In a child support proceeding pursuant to Family Court Act article 4, the father appeals from so much of an order of the Family Court, Suffolk County (Spinner, J.), dated January 27, 2003, as, after a hearing, imposed incarceration costs upon him.
Marie Kuhnla, Central Islip, N.Y., for appellant.
Before: MYRIAM J. ALTMAN, J.P., GLORIA GOLDSTEIN, LEO F. McGINITY, WILLIAM F. MASTRO, JJ.
DECISION ORDER
ORDERED that the order is reversed insofar as appealed from, on the law, without costs or disbursements.

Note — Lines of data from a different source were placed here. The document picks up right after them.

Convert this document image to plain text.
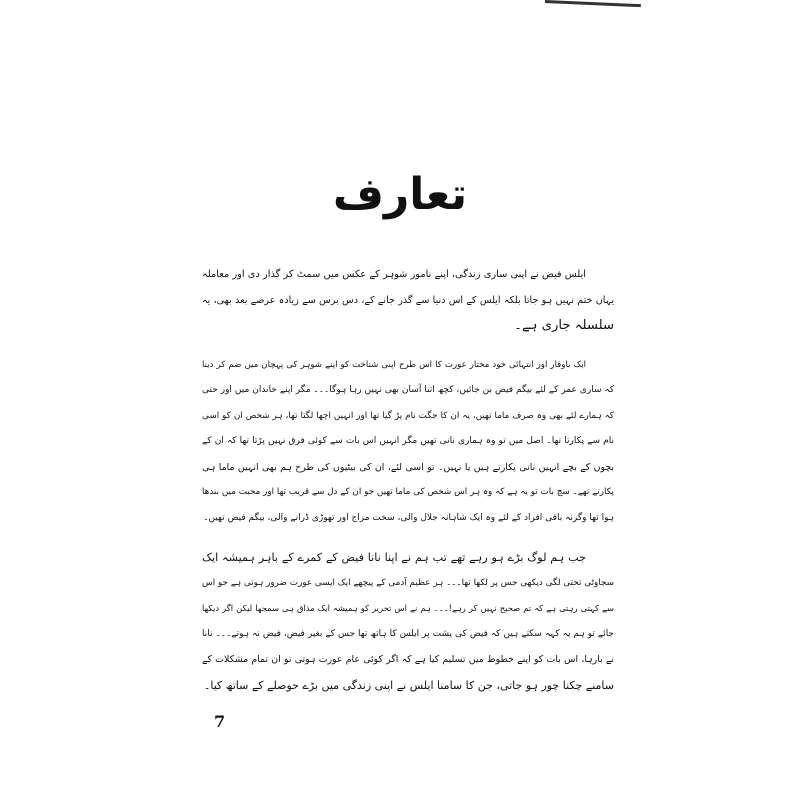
تعارف
ایلس فیض نے اپنی ساری زندگی، اپنے نامور شوہر کے عکس میں سمٹ کر گذار دی اور معاملہ
یہاں ختم نہیں ہو جاتا بلکہ ایلس کے اس دنیا سے گذر جانے کے، دس برس سے زیادہ عرصے بعد بھی، یہ
سلسلہ جاری ہے۔
ایک باوقار اور انتہائی خود مختار عورت کا اس طرح اپنی شناخت کو اپنے شوہر کی پہچان میں ضم کر دینا
کہ ساری عمر کے لئے بیگم فیض بن جائیں، کچھ اتنا آسان بھی نہیں رہا ہوگا۔۔۔ مگر اپنے خاندان میں اور حتی
کہ ہمارے لئے بھی وہ صرف ماما تھیں، یہ ان کا جگت نام پڑ گیا تھا اور انہیں اچھا لگتا تھا، ہر شخص ان کو اسی
نام سے پکارتا تھا۔ اصل میں تو وہ ہماری نانی تھیں مگر انہیں اس بات سے کوئی فرق نہیں پڑتا تھا کہ ان کے
بچوں کے بچے انہیں نانی پکارتے ہیں یا نہیں۔ تو اسی لئے، ان کی بیٹیوں کی طرح ہم بھی انہیں ماما ہی
پکارتے تھے۔ سچ بات تو یہ ہے کہ وہ ہر اس شخص کی ماما تھیں جو ان کے دل سے قریب تھا اور محبت میں بندھا
ہوا تھا وگرنہ باقی افراد کے لئے وہ ایک شاہانہ جلال والی، سخت مزاج اور تھوڑی ڈرانے والی، بیگم فیض تھیں۔
جب ہم لوگ بڑے ہو رہے تھے تب ہم نے اپنا نانا فیض کے کمرے کے باہر ہمیشہ ایک
سجاوٹی تختی لگی دیکھی جس پر لکھا تھا۔۔۔ ہر عظیم آدمی کے پیچھے ایک ایسی عورت ضرور ہوتی ہے جو اس
سے کہتی رہتی ہے کہ تم صحیح نہیں کر رہے!۔۔۔ ہم نے اس تحریر کو ہمیشہ ایک مذاق ہی سمجھا لیکن اگر دیکھا
جائے تو ہم یہ کہہ سکتے ہیں کہ فیض کی پشت پر ایلس کا ہاتھ تھا جس کے بغیر فیض، فیض نہ ہوتے۔۔۔ نانا
نے بارہا، اس بات کو اپنے خطوط میں تسلیم کیا ہے کہ اگر کوئی عام عورت ہوتی تو ان تمام مشکلات کے
سامنے چکنا چور ہو جاتی، جن کا سامنا ایلس نے اپنی زندگی میں بڑے حوصلے کے ساتھ کیا۔
7
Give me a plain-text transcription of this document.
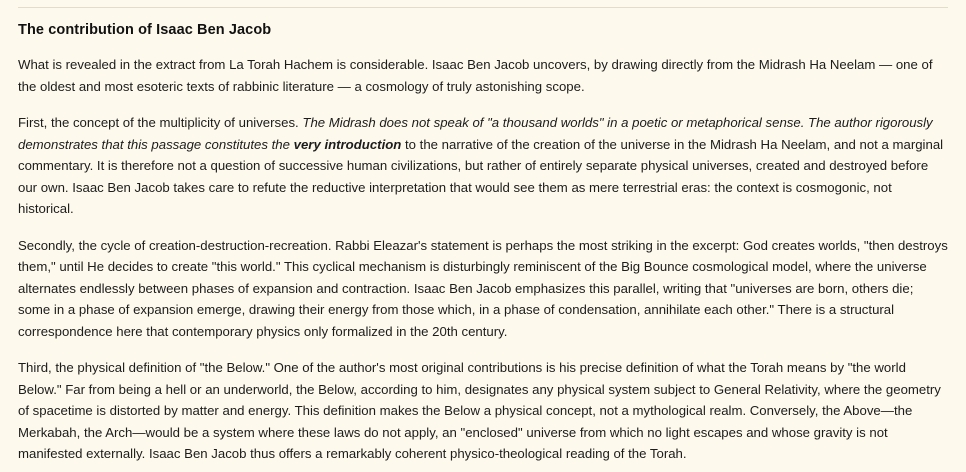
The contribution of Isaac Ben Jacob

What is revealed in the extract from La Torah Hachem is considerable. Isaac Ben Jacob uncovers, by drawing directly from the Midrash Ha Neelam — one of the oldest and most esoteric texts of rabbinic literature — a cosmology of truly astonishing scope.

First, the concept of the multiplicity of universes. The Midrash does not speak of "a thousand worlds" in a poetic or metaphorical sense. The author rigorously demonstrates that this passage constitutes the very introduction to the narrative of the creation of the universe in the Midrash Ha Neelam, and not a marginal commentary. It is therefore not a question of successive human civilizations, but rather of entirely separate physical universes, created and destroyed before our own. Isaac Ben Jacob takes care to refute the reductive interpretation that would see them as mere terrestrial eras: the context is cosmogonic, not historical.

Secondly, the cycle of creation-destruction-recreation. Rabbi Eleazar's statement is perhaps the most striking in the excerpt: God creates worlds, "then destroys them," until He decides to create "this world." This cyclical mechanism is disturbingly reminiscent of the Big Bounce cosmological model, where the universe alternates endlessly between phases of expansion and contraction. Isaac Ben Jacob emphasizes this parallel, writing that "universes are born, others die; some in a phase of expansion emerge, drawing their energy from those which, in a phase of condensation, annihilate each other." There is a structural correspondence here that contemporary physics only formalized in the 20th century.

Third, the physical definition of "the Below." One of the author's most original contributions is his precise definition of what the Torah means by "the world Below." Far from being a hell or an underworld, the Below, according to him, designates any physical system subject to General Relativity, where the geometry of spacetime is distorted by matter and energy. This definition makes the Below a physical concept, not a mythological realm. Conversely, the Above—the Merkabah, the Arch—would be a system where these laws do not apply, an "enclosed" universe from which no light escapes and whose gravity is not manifested externally. Isaac Ben Jacob thus offers a remarkably coherent physico-theological reading of the Torah.
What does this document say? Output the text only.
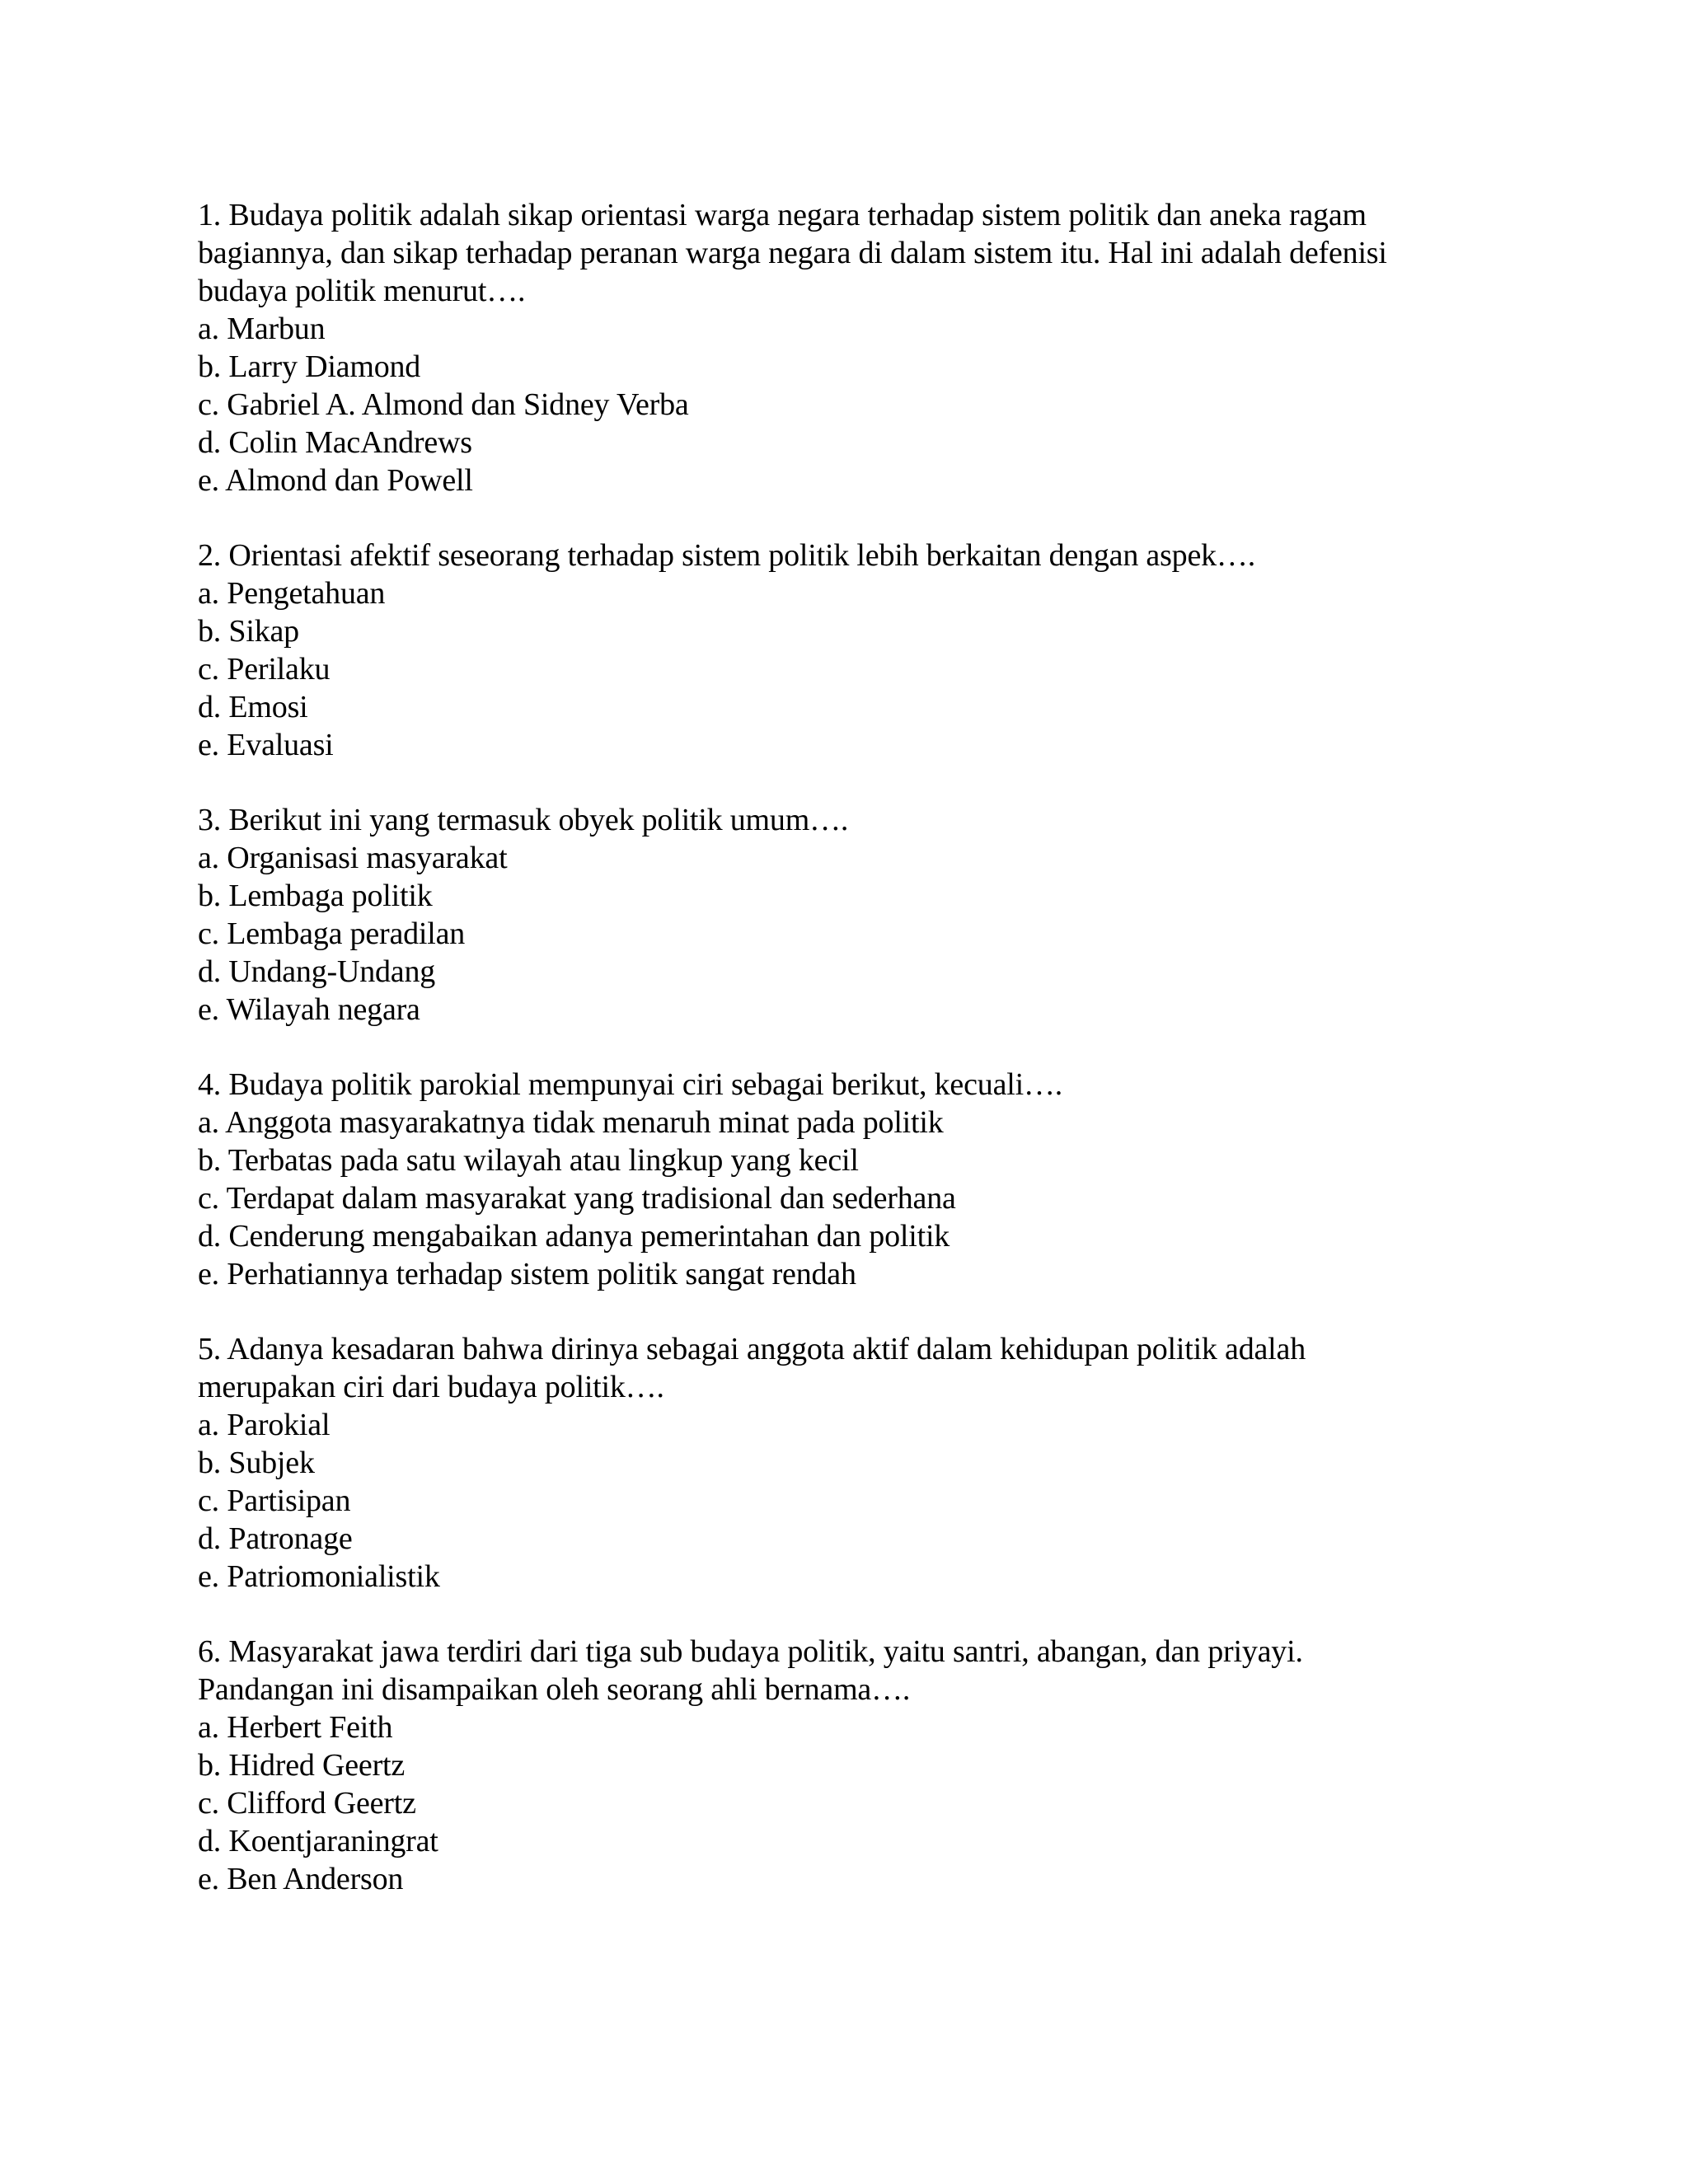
1. Budaya politik adalah sikap orientasi warga negara terhadap sistem politik dan aneka ragam
bagiannya, dan sikap terhadap peranan warga negara di dalam sistem itu. Hal ini adalah defenisi
budaya politik menurut….
a. Marbun
b. Larry Diamond
c. Gabriel A. Almond dan Sidney Verba
d. Colin MacAndrews
e. Almond dan Powell
2. Orientasi afektif seseorang terhadap sistem politik lebih berkaitan dengan aspek….
a. Pengetahuan
b. Sikap
c. Perilaku
d. Emosi
e. Evaluasi
3. Berikut ini yang termasuk obyek politik umum….
a. Organisasi masyarakat
b. Lembaga politik
c. Lembaga peradilan
d. Undang-Undang
e. Wilayah negara
4. Budaya politik parokial mempunyai ciri sebagai berikut, kecuali….
a. Anggota masyarakatnya tidak menaruh minat pada politik
b. Terbatas pada satu wilayah atau lingkup yang kecil
c. Terdapat dalam masyarakat yang tradisional dan sederhana
d. Cenderung mengabaikan adanya pemerintahan dan politik
e. Perhatiannya terhadap sistem politik sangat rendah
5. Adanya kesadaran bahwa dirinya sebagai anggota aktif dalam kehidupan politik adalah
merupakan ciri dari budaya politik….
a. Parokial
b. Subjek
c. Partisipan
d. Patronage
e. Patriomonialistik
6. Masyarakat jawa terdiri dari tiga sub budaya politik, yaitu santri, abangan, dan priyayi.
Pandangan ini disampaikan oleh seorang ahli bernama….
a. Herbert Feith
b. Hidred Geertz
c. Clifford Geertz
d. Koentjaraningrat
e. Ben Anderson
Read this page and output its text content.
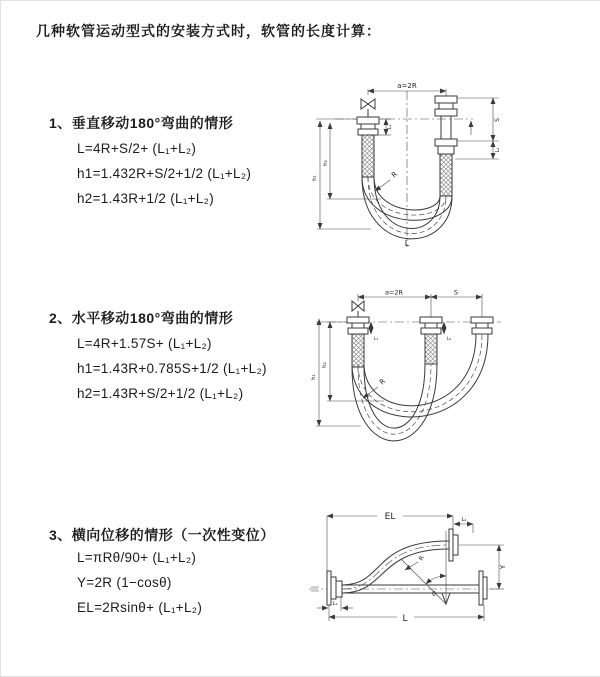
几种软管运动型式的安装方式时，软管的长度计算：
1、垂直移动180°弯曲的情形
L=4R+S/2+ (L₁+L₂)
h1=1.432R+S/2+1/2 (L₁+L₂)
h2=1.43R+1/2 (L₁+L₂)
2、水平移动180°弯曲的情形
L=4R+1.57S+ (L₁+L₂)
h1=1.43R+0.785S+1/2 (L₁+L₂)
h2=1.43R+S/2+1/2 (L₁+L₂)
3、横向位移的情形（一次性变位）
L=πRθ/90+ (L₁+L₂)
Y=2R (1−cosθ)
EL=2Rsinθ+ (L₁+L₂)
a=2R
L₁
h₁
h₂
S
L₂
R
L
a=2R	S
L₁	L₂
h₁
h₂
R
EL	L₂
Y
R
θ
L
L₁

The power of the Family Court, upon a finding that a support order was violated, is set forth in Family Court Act § 454, which does not permit the imposition of incarceration costs. As a court of limited jurisdiction, the Family Court cannot exercise powers beyond those which are granted to it by statute (see Matter of Pearson v. Pearson, 69 N.Y.2d 919; Matter of Kogan v. Kogan, 75 A.D.2d 644; Matter of Borkowski v. Borkowski, 38 A.D.2d 752). Therefore, so much of the order as imposed incarceration costs upon the father must be reversed (see Matter of DeMarco v. Newton, 305 A.D.2d 501 [2d Dept, May 12, 2003]).
ALTMAN, J.P., GOLDSTEIN, McGINITY and MASTRO, JJ., concur.